Thandizo Kawerama

Nobody signed up for all the unexpected changes in 2020, and students most definitely did not register for them. It’s not fair to put blame on anyone as not many could have planned ahead for a pandemic. However the reality is that students forced into distance and e-learning are not receiving the level of courses and study that they agreed to when they registered at the beginning of the year. And yet, they are being asked to perform at high levels in the face of uncertainty.

It’s unfair to assume that students will be able to produce the same results they would have under different circumstances. Being on campus gave students the common ground of using the same facilities, accessing the same learning materials and performing in the same environment, at the same time.

Students who studied off of campus did so by choice. Now all university students have to carry on with their studies away from campuses whether they like it or not. Shifting to online learning is not a bad thing, but it becomes difficult when students are treated as if they still have the same equal access to facilities that they had when they were on campus. Changes have been made to the academic calendar to accommodate the shift in teaching modes, but it feels as though we are treating students like learning exists in a vacuum outside of the global pandemic.

Furthermore, sending students reminders that they have to pay their school fees during a pandemic that is costing people their jobs doesn’t seem like the most reassuring thing to do.

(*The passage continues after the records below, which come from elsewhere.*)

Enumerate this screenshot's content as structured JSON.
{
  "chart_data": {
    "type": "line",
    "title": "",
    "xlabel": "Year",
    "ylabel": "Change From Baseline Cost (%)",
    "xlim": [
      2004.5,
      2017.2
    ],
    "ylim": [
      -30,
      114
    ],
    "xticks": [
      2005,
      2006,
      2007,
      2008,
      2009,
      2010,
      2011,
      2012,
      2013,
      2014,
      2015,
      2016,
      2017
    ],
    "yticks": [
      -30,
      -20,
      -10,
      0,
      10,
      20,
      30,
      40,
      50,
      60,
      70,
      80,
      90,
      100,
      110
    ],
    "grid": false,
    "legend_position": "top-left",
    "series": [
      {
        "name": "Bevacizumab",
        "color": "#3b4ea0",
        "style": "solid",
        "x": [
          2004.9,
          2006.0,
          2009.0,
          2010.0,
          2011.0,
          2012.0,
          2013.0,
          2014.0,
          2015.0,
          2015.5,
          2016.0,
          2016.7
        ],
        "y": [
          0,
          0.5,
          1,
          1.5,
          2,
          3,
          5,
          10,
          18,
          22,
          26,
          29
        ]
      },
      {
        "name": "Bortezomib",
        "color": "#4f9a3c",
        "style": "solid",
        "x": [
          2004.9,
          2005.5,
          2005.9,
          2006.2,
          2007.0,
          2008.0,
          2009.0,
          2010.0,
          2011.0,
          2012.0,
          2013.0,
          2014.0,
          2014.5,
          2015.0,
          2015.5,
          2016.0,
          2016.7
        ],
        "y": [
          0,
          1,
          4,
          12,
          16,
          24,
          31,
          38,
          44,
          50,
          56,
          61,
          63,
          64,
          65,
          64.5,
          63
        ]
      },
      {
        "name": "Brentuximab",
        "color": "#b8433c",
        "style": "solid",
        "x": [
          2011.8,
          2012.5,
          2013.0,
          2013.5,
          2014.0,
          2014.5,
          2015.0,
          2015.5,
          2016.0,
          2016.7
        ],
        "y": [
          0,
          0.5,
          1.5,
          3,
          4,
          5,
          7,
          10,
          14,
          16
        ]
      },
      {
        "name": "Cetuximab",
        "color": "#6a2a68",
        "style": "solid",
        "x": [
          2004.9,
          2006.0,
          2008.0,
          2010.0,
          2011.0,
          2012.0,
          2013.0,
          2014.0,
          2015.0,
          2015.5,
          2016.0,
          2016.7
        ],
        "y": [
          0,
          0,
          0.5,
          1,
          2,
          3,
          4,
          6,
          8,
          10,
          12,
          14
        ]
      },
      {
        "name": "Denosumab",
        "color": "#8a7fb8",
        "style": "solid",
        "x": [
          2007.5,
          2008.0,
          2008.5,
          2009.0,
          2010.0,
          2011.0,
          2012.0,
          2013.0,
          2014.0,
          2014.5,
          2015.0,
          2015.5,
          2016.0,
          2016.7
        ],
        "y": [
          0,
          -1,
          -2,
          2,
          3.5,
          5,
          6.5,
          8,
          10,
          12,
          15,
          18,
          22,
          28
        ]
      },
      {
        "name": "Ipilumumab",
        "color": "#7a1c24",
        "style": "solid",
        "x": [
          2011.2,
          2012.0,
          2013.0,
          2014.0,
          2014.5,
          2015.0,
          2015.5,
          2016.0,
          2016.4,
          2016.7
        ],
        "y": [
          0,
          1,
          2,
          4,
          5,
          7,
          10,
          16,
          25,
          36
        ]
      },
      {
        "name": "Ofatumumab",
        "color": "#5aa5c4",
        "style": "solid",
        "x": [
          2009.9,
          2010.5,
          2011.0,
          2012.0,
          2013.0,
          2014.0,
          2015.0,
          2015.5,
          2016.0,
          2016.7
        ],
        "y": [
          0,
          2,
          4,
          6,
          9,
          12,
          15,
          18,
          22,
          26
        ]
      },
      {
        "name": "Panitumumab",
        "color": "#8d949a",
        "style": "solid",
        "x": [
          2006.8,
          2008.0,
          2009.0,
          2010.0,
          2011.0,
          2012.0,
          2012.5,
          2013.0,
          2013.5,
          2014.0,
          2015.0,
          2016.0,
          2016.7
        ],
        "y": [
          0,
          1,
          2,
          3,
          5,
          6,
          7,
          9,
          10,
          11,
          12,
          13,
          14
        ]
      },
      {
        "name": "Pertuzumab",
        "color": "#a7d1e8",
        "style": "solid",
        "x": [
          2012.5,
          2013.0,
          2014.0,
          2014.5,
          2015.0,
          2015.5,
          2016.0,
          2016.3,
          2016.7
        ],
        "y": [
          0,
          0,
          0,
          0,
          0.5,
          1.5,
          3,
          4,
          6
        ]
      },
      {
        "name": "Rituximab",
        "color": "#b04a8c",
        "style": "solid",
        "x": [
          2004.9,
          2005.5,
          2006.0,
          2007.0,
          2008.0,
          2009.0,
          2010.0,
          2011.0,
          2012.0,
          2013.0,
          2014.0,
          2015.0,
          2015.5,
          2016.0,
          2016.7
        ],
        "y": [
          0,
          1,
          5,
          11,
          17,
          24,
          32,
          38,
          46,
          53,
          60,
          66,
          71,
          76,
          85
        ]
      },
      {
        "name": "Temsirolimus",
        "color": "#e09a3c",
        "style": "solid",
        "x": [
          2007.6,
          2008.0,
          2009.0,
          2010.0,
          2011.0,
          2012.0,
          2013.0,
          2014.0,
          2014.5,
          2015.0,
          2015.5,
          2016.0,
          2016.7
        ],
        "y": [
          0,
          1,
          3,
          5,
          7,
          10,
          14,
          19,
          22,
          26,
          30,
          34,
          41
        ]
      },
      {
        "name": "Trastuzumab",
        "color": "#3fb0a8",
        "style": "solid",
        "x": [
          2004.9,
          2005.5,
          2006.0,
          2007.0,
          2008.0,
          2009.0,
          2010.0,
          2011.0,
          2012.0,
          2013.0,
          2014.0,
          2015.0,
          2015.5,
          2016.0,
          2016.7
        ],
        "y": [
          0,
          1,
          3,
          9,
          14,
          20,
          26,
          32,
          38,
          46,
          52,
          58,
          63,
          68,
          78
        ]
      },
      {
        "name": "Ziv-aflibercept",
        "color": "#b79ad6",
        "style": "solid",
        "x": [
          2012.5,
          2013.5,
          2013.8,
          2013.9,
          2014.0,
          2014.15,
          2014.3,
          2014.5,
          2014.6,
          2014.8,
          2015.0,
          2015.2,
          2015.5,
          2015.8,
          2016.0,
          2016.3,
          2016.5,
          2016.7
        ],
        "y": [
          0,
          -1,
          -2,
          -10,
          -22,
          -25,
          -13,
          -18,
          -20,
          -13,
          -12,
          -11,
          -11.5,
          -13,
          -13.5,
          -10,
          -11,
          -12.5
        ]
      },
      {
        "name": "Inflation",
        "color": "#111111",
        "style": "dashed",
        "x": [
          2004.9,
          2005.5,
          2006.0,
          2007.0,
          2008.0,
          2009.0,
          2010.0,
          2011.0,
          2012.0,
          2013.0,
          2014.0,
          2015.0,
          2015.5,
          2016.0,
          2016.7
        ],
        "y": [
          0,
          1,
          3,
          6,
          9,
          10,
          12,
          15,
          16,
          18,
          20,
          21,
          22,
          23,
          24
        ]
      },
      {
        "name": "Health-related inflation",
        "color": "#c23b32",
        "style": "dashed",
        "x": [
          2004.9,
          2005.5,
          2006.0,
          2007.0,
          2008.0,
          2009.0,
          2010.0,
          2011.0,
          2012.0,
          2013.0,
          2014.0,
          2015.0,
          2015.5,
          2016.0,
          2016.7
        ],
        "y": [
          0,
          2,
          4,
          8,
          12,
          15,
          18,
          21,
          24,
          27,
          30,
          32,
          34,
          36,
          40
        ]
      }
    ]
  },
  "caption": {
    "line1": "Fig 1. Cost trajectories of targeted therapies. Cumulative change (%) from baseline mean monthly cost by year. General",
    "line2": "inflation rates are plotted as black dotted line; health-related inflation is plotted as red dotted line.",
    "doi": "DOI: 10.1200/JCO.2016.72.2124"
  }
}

Students who already are struggling to find jobs will now feel the pressure to squabble for money to pay off their school fees. This seems just a tiny bit unfair especially considering the services provided before the pandemic won’t even be covered by the payments. Students are essentially being told to pay for trial and error. Many students who depend on NSFAF won’t be able to meet requirements for financial aid. They may not be able to provide all the required documentation, as some aren’t even in the same town as the documents left behind during the lockdown. There is just too much uncertainty for universities to carry on like its business as usual.

There has to be some kind of middle ground where all students can carry on with their studies while their online accessibility is taken into consideration. If we don’t make provision for all students no matter their background, there will be devastating consequences now and in the long run.

Not having internet access, laptops, or even electricity to begin with is costing many students their futures. The poverty gap will only get bigger because many were stripped of their chance to new opportunities. We love to talk so much about how the youth are the future of our country, but when they start struggling we leave them to the wolves. Education for many is the one chance they get to level the playing field in life, let’s not take it away from them.